Kirkus Reviews QR Code
STING LIKE A BEE by Leigh Montville

STING LIKE A BEE

Muhammad Ali vs. the United States of America, 1966-1971

by Leigh Montville

Pub Date: May 16th, 2017
ISBN: 978-0-385-53605-9
Publisher: Doubleday

Fast-paced account of Muhammad Ali’s struggle as a conscientious draft objector, a flashpoint for a tumultuous era.

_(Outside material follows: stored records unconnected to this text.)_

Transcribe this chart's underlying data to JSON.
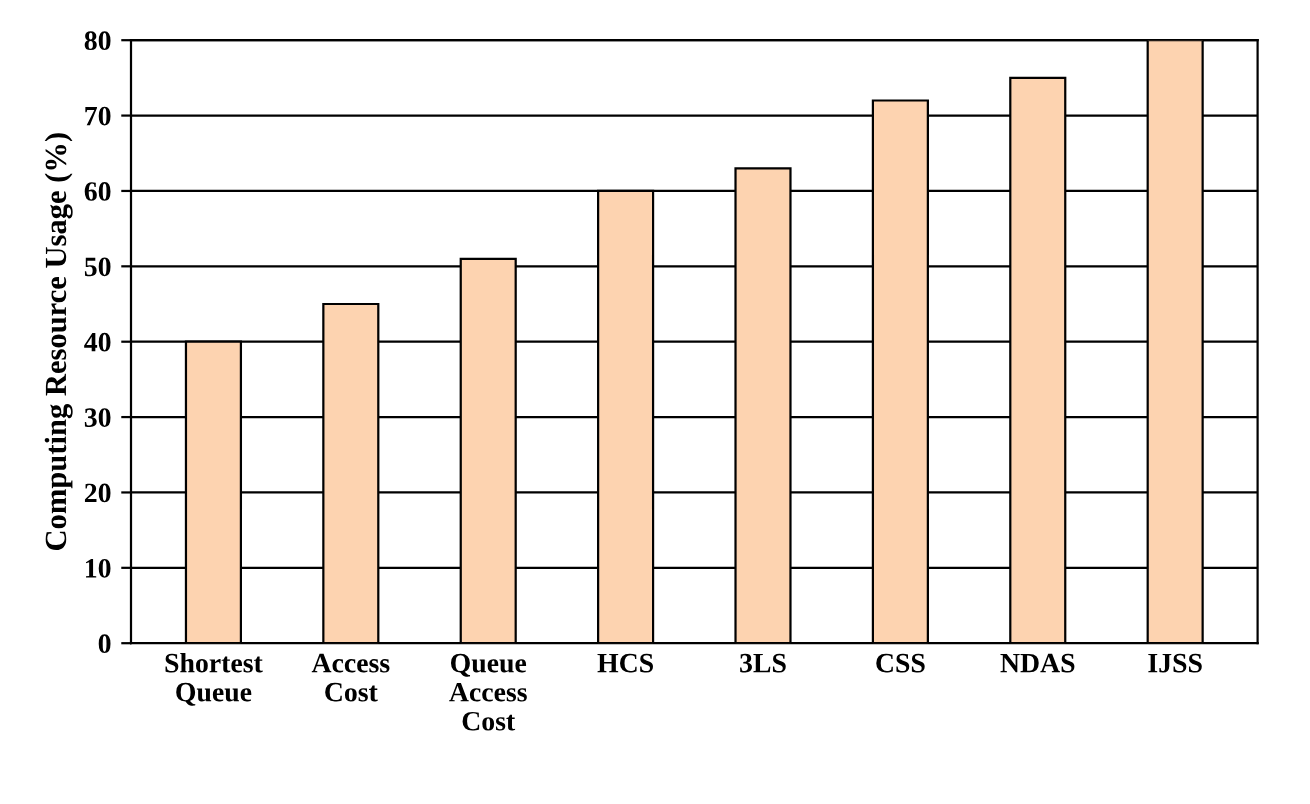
{
  "chart_data": {
    "type": "bar",
    "ylabel": "Computing Resource Usage (%)",
    "categories": [
      "Shortest\nQueue",
      "Access\nCost",
      "Queue\nAccess\nCost",
      "HCS",
      "3LS",
      "CSS",
      "NDAS",
      "IJSS"
    ],
    "values": [
      40,
      45,
      51,
      60,
      63,
      72,
      75,
      80
    ],
    "color": "#fdd3b0",
    "ylim": [
      0,
      80
    ],
    "yticks": [
      0,
      10,
      20,
      30,
      40,
      50,
      60,
      70,
      80
    ],
    "grid": "y"
  }
}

Prolific sportswriter Montville (Evel: The High-Flying Life of Evel Knievel: American Showman, Daredevil, and Legend, 2011, etc.) writes in a breezy, colloquial style, but his diligent research allows him to capture both the inimitable Ali and the larger social sweep of the mid-1960s as the heavyweight champion’s stance against being drafted crystallized thorny political and racial issues. “He stumbled into his situation,” writes the author, “said he didn’t want to go to war because of his religion, put one foot in front of another, and came out the other end a hero.” Montville proves that Ali’s grueling odyssey to the Supreme Court, following the loss of his livelihood and nearly his freedom, mirrored mainstream America’s slow embrace of tolerance and turn against the Vietnam War. The author goes beyond the expected celebrity cameos to capture the diverse supporting cast orbiting Ali, from the white Louisville businessmen who originally backed him to a black Philadelphia gangster who gave him a house, as well as the secretive subcultures of boxing and the Nation of Islam. He humanizes Ali by following him through his strange forced retirement, when he became a passionate speaker on college campuses and even starred in a radical theater production on Broadway, as the national mood grew darker. Montville adeptly synthesizes primary sources, from Ali’s verbal jousts with Howard Cosell to his testimony before a segregationist judge, who actually concurred with Ali’s argument on religious grounds but was overruled by the Justice Department. The narrative follows both Ali’s intricate legal appeals and his belated return to competition following the 1970 restoration of his boxing license, culminating in a long-delayed, bitter bout against Joe Frazier: “Every newspaper in America would run a picture of [Ali’s] knockdown.” Ali remains a magnetic figure throughout, but Montville restores his fuller human complexity.

A dramatic, pleasing tale of a sports iconoclast fighting for his rights during tumultuous times.